The current owners probably bought the house right at the end of the housing boom. The house has dropped in value about $50K, which is why I can now afford it. But in order for this to work their bank must sign off on the loans. The bank in turn subcontracted this to a firm known as "Short Sale Solutions" to which I have come to consider means "Long Term Delay". Amazing how many businesses put the word solutions in their name these days and it's amazing how many seem to solve nothing.
But that was almost four months ago. I was told the process might take up to six months at the beginning, but I'm getting a bit antsy. They got another appraisal on the home so I know something is happening, but its hard to just wait and wait. Particularly when they might just say no at the end of all this putting me back to square one. So today my agent, my friend Chris and I went out to look at homes again.
Two homes stuck out. One was a bungalow built in 1932. It has beautiful windows with great views, a nice deck, killer front porch yet is in an affordable but beautifully kept neighborhood. There's a lovely Catholic Church across the street, the nearby homes are all interesting, and you literally have to drive around the church to get to my house. The only really strange thing is there's a toilet right below the electric panel. As an electrician, I can fix that. Someone also came in and removed all the copper plumbing and the air conditioner, a sadly common thing for empty homes for these days. But the price is getting to the point where I might be able to buy it for enough to get that all fixed right and stay within budget.

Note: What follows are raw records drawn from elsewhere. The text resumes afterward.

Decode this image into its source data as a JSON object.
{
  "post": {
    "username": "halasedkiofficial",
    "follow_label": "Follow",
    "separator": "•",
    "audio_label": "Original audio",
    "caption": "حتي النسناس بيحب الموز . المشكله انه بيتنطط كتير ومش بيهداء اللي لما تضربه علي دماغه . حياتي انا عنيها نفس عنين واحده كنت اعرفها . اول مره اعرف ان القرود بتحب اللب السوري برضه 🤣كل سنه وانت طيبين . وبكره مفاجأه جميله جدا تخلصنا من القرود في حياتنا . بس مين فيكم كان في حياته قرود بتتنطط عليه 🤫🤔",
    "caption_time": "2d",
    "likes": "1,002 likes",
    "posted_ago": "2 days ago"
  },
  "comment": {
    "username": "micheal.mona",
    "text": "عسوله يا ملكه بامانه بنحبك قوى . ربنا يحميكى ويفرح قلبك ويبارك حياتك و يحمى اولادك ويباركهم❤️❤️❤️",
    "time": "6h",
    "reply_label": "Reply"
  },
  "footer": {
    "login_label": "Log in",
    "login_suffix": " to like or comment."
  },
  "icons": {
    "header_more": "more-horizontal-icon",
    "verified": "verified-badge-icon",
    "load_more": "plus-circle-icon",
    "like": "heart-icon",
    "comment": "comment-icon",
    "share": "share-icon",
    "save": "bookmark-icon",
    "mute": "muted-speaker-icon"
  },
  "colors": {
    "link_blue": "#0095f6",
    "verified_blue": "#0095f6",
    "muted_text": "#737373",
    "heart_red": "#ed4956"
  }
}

Thing is, that house is in good shape. Someone broke in and stole stuff, but nothing was wrecked. The next house I went to showed the consequences of a terrible anger. This was a modern split-level in a beautifully kept east side neighborhood. The back yard was lovely. But I knew there would be trouble the moment I saw the front porch. Rotted railings, steps sunk off level. Way off level. There was water damage everywhere. A bathroom wall had been ripped out, a sink pulled from its mooring and bent over. The master bath was no better. Someone even stole the electric meter can! And yes, all the plumbing and air conditioning was gone. Some of the wiring too. The kitchen cabinets and counter tops had been deliberately ruined, and all the appliances ripped out. The back patio door had been kicked in and was boarded over.
This wasn't just greed, it was hate. It was the anger of a person who put themselves out for a home during the boom and lost it, and maybe everything once the economy went bust. I don't know whether the bank treated them right or wrong, there are too many stories of corrupt foreclosures to assume the owners had no reason for grievance, but it was clear this once source of pride had become a sore thumb. And in their rage, they wrongly destroyed their beloved home.
Nice real estate in my price range isn't easy to come by. Often you go for something really cramped, or in a bad neighborhood, or you have to look more deeply in the hopes that you can find what you really want. That's taken me into homes that were 30% under so-called 'market value' and still overpriced. It might take $50k to put that house right. I've looked at others whose foundations bent in as if the basement walls were praying. I've been in homes where the basement paneling was all totally rotted out, seen doors that had been kicked in. But this house on a quiet cul-de-sac surrounded by beautiful, loved homes was the saddest.